2015. 1. 22. 09:01레토릭

Kevin (Kyoo Sang) Jo

Professor Ellen Quandahl

RWS 602 Weekly Paper 4

February 19, 2014


Gregory Clark

1. Clark’s book is about “rhetorical landscapes.” Landscape, he says, is not the same as land (9). Work out this distinction. 

According to his words, land is material, a particular object, while landscape is conceptual. And he also says that land becomes landscape when it is assigned the role of symbol, and as symbol it functions rhetorically. Therefore, landscape is rhetorical term. In other words, when landscape is called, it might work in the rhetorical perspective. It could symbolize a common home, enable people to have a common image, and construct a common identity. 

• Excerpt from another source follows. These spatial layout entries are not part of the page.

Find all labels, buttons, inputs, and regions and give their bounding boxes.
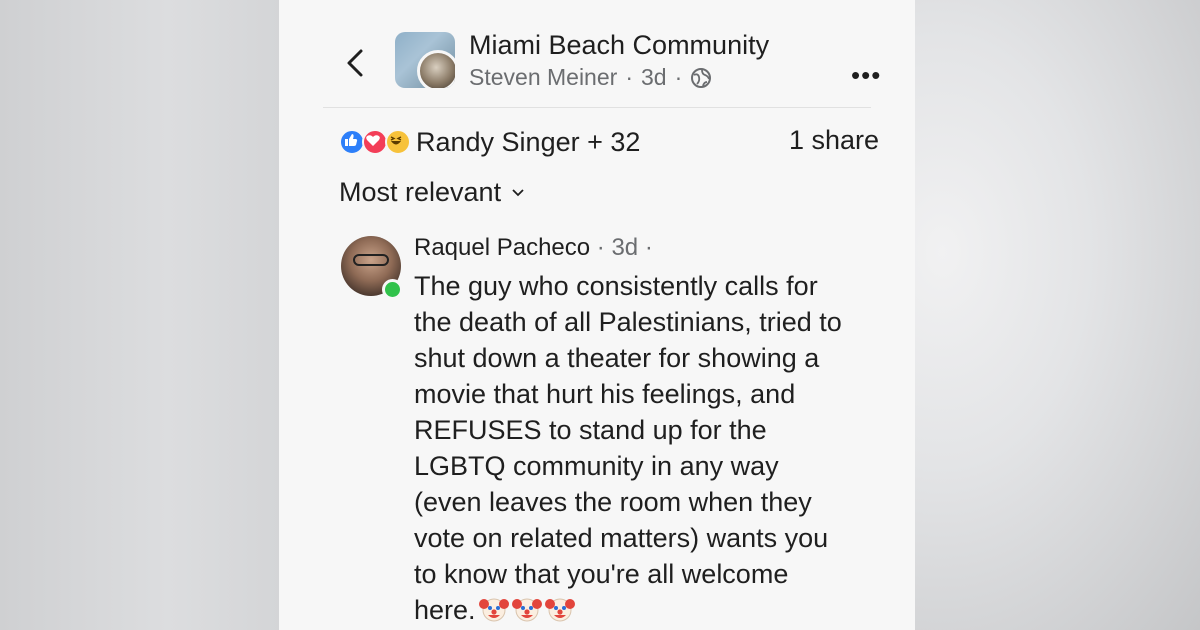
comment-line: here. bbox=[414, 595, 476, 625]
more-options-icon[interactable]: ••• bbox=[851, 60, 881, 91]
comment-line: shut down a theater for showing a bbox=[414, 343, 820, 373]
comment-header: Raquel Pacheco · 3d · bbox=[414, 234, 653, 262]
meta-separator: · bbox=[674, 64, 683, 90]
background-right bbox=[914, 0, 1200, 630]
online-status-icon bbox=[382, 279, 403, 300]
comment-line: LGBTQ community in any way bbox=[414, 451, 779, 481]
post-author[interactable]: Steven Meiner bbox=[469, 64, 617, 91]
haha-icon bbox=[385, 129, 411, 155]
comment-line: to know that you're all welcome bbox=[414, 559, 789, 589]
comment-last-line: here. bbox=[414, 592, 904, 628]
reactions-summary[interactable]: Randy Singer + 32 bbox=[339, 125, 640, 159]
clown-face-icon bbox=[511, 598, 542, 622]
comment-line: movie that hurt his feelings, and bbox=[414, 379, 796, 409]
comment-text: The guy who consistently calls for the d… bbox=[414, 268, 904, 628]
background-left bbox=[0, 0, 280, 630]
shares-count[interactable]: 1 share bbox=[789, 125, 879, 156]
reactors-text: Randy Singer + 32 bbox=[416, 126, 641, 157]
chevron-left-icon[interactable] bbox=[345, 48, 365, 78]
comment-sort-dropdown[interactable]: Most relevant bbox=[339, 177, 525, 208]
comment-time[interactable]: · 3d · bbox=[597, 234, 653, 261]
comment-line: REFUSES to stand up for the bbox=[414, 415, 767, 445]
clown-face-icon bbox=[544, 598, 575, 622]
author-avatar bbox=[417, 50, 455, 88]
avatar-glasses bbox=[353, 254, 389, 266]
sort-label: Most relevant bbox=[339, 177, 502, 207]
comment-line: The guy who consistently calls for bbox=[414, 271, 818, 301]
comment-line: (even leaves the room when they bbox=[414, 487, 812, 517]
comment-author[interactable]: Raquel Pacheco bbox=[414, 234, 590, 261]
chevron-down-icon bbox=[512, 188, 524, 196]
meta-separator: · bbox=[625, 64, 633, 90]
comment-line: vote on related matters) wants you bbox=[414, 523, 829, 553]
globe-icon bbox=[691, 67, 712, 88]
post-time[interactable]: 3d bbox=[641, 64, 667, 91]
group-avatar[interactable] bbox=[395, 32, 455, 88]
clown-face-icon bbox=[478, 598, 509, 622]
header-divider bbox=[323, 107, 871, 108]
group-name[interactable]: Miami Beach Community bbox=[469, 30, 769, 61]
post-meta: Steven Meiner · 3d · bbox=[469, 64, 712, 91]
comment-line: the death of all Palestinians, tried to bbox=[414, 307, 842, 337]
facebook-post-screen: Miami Beach Community Steven Meiner · 3d… bbox=[279, 0, 915, 630]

2. Note other key terms that Clark borrows/forwards/extends in order to set up his case study of early tourist guides of New York written for children.

(1) Public discourse: 

To prompt those who constitute that collective to adopt for themselves that set of attitudes and assumptions, values and beliefs – and coordinated actions – that are the elements of a public identity

An exchange of “debate, discussion and persuasion.”

(2) Epidictic rhetoric:

A narrative that invites the “formation of a community of minds” in those it addresses

It presents images of actions that express a publicly established, shared sense of “the common dwelling place” that “enfolds participants” who together compose a public.

(3) Scene of pentad:

A primary term that encompasses as well as shapes and constrains each of the others: act, agent, agency, and purpose.

If it is understood to be the social context of any act, it clearly provides a rich explanatory resource for the act’s public meanings and social functions.

It prompts people to transform, imaginatively at least, the meaning of actors and the actions within it.

(4) Landscape:

“A composition of man-made or man-modified spaces” that serves, either imaginatively or actually, “as infrastructure and background for our collective existence”

A “background” or context that offers us an immediate and concrete sense of “not only our identity and presence but also our history”

(5) Representative anecdote:

Shared interpretations of the situations

It enables people to identify with each other and cooperate.

It comes to symbolize the important experiences that individuals share, those individuals treat it as common reference point that enables people to understand themselves as sharing a situation and scene.

It provides a collective of people with terms it can use to articulate the essential elements of a situation its members share. 

(6) Kairos:

The notion of the full complexity of a rhetorical occasion

The sum total of ‘context’ that influence the translation of thought into language and meaning in any rhetorical situation

The ‘scene’ of rhetoric in Burkean terms


3. How do you understand Clark’s overall argument about the publicizing of New York as a “paradigmatic” experience that constitutes common American identity?

It is interesting that Clark argues that collective identity as Americans was developed through shared understanding as gained by experiencing the landscape, vicariously and physically. Moreover, he extends Burkean terms such as “scene” and “representative anecdote” to explain how experiences of place create public identity rhetorically. Just as Burke treats “scene,” as primary, to the extent that it encompasses as well as shapes and constrains “act” and “agent,” Clark views a place as a function of social symbols. In other words, places present people with images and experiences of collective life within which those individuals are invited to locate themselves – to make themselves at home. Also, adapting Burke’s concept of “representative anecdote,” Clark describes as a “representative place” one where people experience themselves as identified with the particular characteristics of the community that the place has come to symbolize. Clark successfully argues that New York City is a representative American place that provides its visitors with paradigmatic experiences – negative as well as positive – of public life in America by giving various examples of picture books and guidebooks. These examples demonstrate the rhetorical power of picturesque experiences and enhance his overall argument. 


4. As always, pose questions about specific passages and/or note connections among our texts for today.

In his essay, Clark provides a variety of terms that seem like similar, for example, scene, landscape, place, or public identity, collective identity, or experience of place, picturesque experience, and so on. Even though he might try to explain his argument easily, it is confusing and not helpful to understand his argument to me. I am wondering what difference between those terms is.